Question

Given the Fourier Transform pairs below, find the Fourier transform for each signal.

e⁻ᵇᵗu(t)↔ 1 / jω + b , where b > 0
δ(t-c)↔ e⁻ʲʷᶜ, where c is any real number


X₁(t) = e⁻³ᵗ eʲ⁴ᵗu(t)
(Hint: use Fourier Transform Properties. Please indicate which properties you used.

Answer 1

The Fourier transform of the given signals are 1/(jω + b), e^(-jωc), and 1 / ((jω + 3)(j(ω - 4))) respectively.

Step-by-step explanation:

To find the Fourier transform for each signal, we can use the Fourier Transform properties.
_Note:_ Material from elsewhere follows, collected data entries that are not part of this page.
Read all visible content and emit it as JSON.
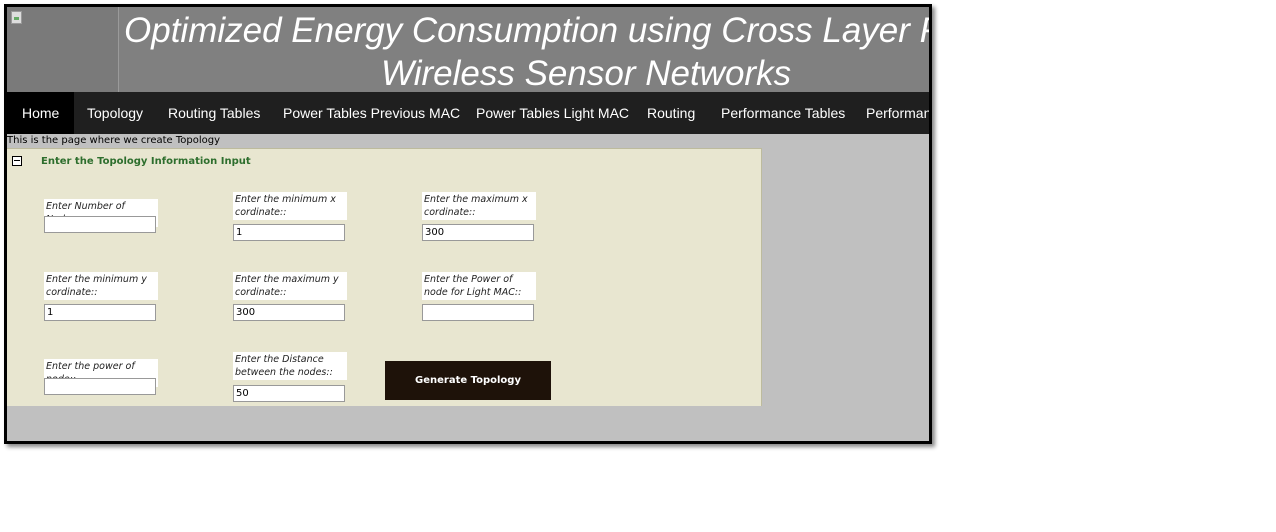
{
  "header": {
    "logo_icon": "broken-image-icon",
    "title_line1": "Optimized Energy Consumption using Cross Layer Functioning",
    "title_line2": "Wireless Sensor Networks"
  },
  "nav": {
    "items": [
      {
        "label": "Home"
      },
      {
        "label": "Topology"
      },
      {
        "label": "Routing Tables"
      },
      {
        "label": "Power Tables Previous MAC"
      },
      {
        "label": "Power Tables Light MAC"
      },
      {
        "label": "Routing"
      },
      {
        "label": "Performance Tables"
      },
      {
        "label": "Performance"
      }
    ],
    "active": "Home"
  },
  "status_text": "This is the page where we create Topology",
  "panel": {
    "collapse_icon": "minus-box-icon",
    "title": "Enter the Topology Information Input",
    "fields": {
      "num_nodes": {
        "label": "Enter Number of Nodes::",
        "value": ""
      },
      "min_x": {
        "label": "Enter the minimum x cordinate::",
        "value": "1"
      },
      "max_x": {
        "label": "Enter the maximum x cordinate::",
        "value": "300"
      },
      "min_y": {
        "label": "Enter the minimum y cordinate::",
        "value": "1"
      },
      "max_y": {
        "label": "Enter the maximum y cordinate::",
        "value": "300"
      },
      "power_light": {
        "label": "Enter the Power of node for Light MAC::",
        "value": ""
      },
      "power_node": {
        "label": "Enter the power of node::",
        "value": ""
      },
      "distance": {
        "label": "Enter the Distance between the nodes::",
        "value": "50"
      }
    },
    "generate_button": "Generate Topology"
  },
  "colors": {
    "header_bg": "#808080",
    "nav_bg": "#1f1f1f",
    "panel_bg": "#e8e6d0",
    "section_title": "#2d6e2d",
    "button_bg": "#1e1209"
  }
}
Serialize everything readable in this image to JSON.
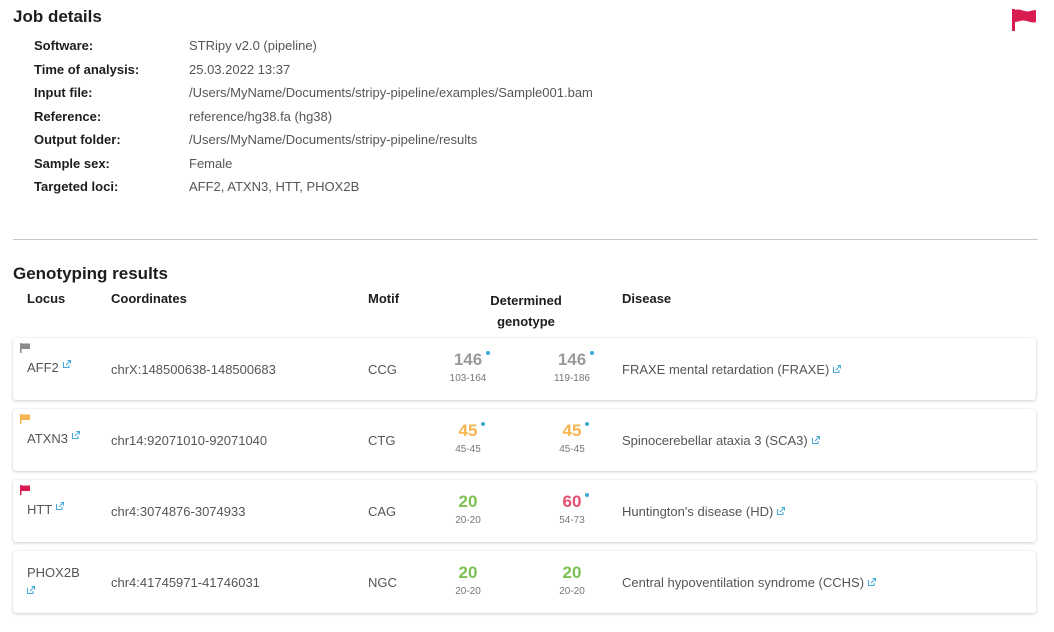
{
  "job_details": {
    "title": "Job details",
    "rows": [
      {
        "label": "Software:",
        "value": "STRipy v2.0 (pipeline)"
      },
      {
        "label": "Time of analysis:",
        "value": "25.03.2022 13:37"
      },
      {
        "label": "Input file:",
        "value": "/Users/MyName/Documents/stripy-pipeline/examples/Sample001.bam"
      },
      {
        "label": "Reference:",
        "value": "reference/hg38.fa (hg38)"
      },
      {
        "label": "Output folder:",
        "value": "/Users/MyName/Documents/stripy-pipeline/results"
      },
      {
        "label": "Sample sex:",
        "value": "Female"
      },
      {
        "label": "Targeted loci:",
        "value": "AFF2, ATXN3, HTT, PHOX2B"
      }
    ]
  },
  "genotyping": {
    "title": "Genotyping results",
    "headers": {
      "locus": "Locus",
      "coordinates": "Coordinates",
      "motif": "Motif",
      "genotype_line1": "Determined",
      "genotype_line2": "genotype",
      "disease": "Disease"
    },
    "rows": [
      {
        "locus": "AFF2",
        "coordinates": "chrX:148500638-148500683",
        "motif": "CCG",
        "allele1": "146",
        "range1": "103-164",
        "allele2": "146",
        "range2": "119-186",
        "disease": "FRAXE mental retardation (FRAXE)"
      },
      {
        "locus": "ATXN3",
        "coordinates": "chr14:92071010-92071040",
        "motif": "CTG",
        "allele1": "45",
        "range1": "45-45",
        "allele2": "45",
        "range2": "45-45",
        "disease": "Spinocerebellar ataxia 3 (SCA3)"
      },
      {
        "locus": "HTT",
        "coordinates": "chr4:3074876-3074933",
        "motif": "CAG",
        "allele1": "20",
        "range1": "20-20",
        "allele2": "60",
        "range2": "54-73",
        "disease": "Huntington's disease (HD)"
      },
      {
        "locus": "PHOX2B",
        "coordinates": "chr4:41745971-41746031",
        "motif": "NGC",
        "allele1": "20",
        "range1": "20-20",
        "allele2": "20",
        "range2": "20-20",
        "disease": "Central hypoventilation syndrome (CCHS)"
      }
    ]
  },
  "colors": {
    "flag_red": "#d81b50",
    "flag_orange": "#f7b550",
    "flag_gray": "#8a8a8a",
    "allele_gray": "#9a9a9a",
    "allele_orange": "#f7b550",
    "allele_green": "#7cc152",
    "allele_red": "#e2506e",
    "link_dot": "#3fa9d8"
  },
  "icons": [
    "flag-icon",
    "external-link-icon",
    "info-dot-icon"
  ]
}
For the first signal, e^(-bt)u(t), the Fourier transform is 1/(jω + b), where b > 0. For the second signal, δ(t-c), the Fourier transform is e^(-jωc), where c is any real number. For the third signal, X₁(t) = e^(-3t)e^(4t)u(t), we can use the time-shifting property of the Fourier transform. The Fourier transform of e^(-3t) is 1 / (jω + 3) and the Fourier transform of e^(4t)u(t) is 1 / (j(ω - 4)). Multiplying these two transforms together, we get the Fourier transform of X₁(t) as 1 / ((jω + 3)(j(ω - 4))).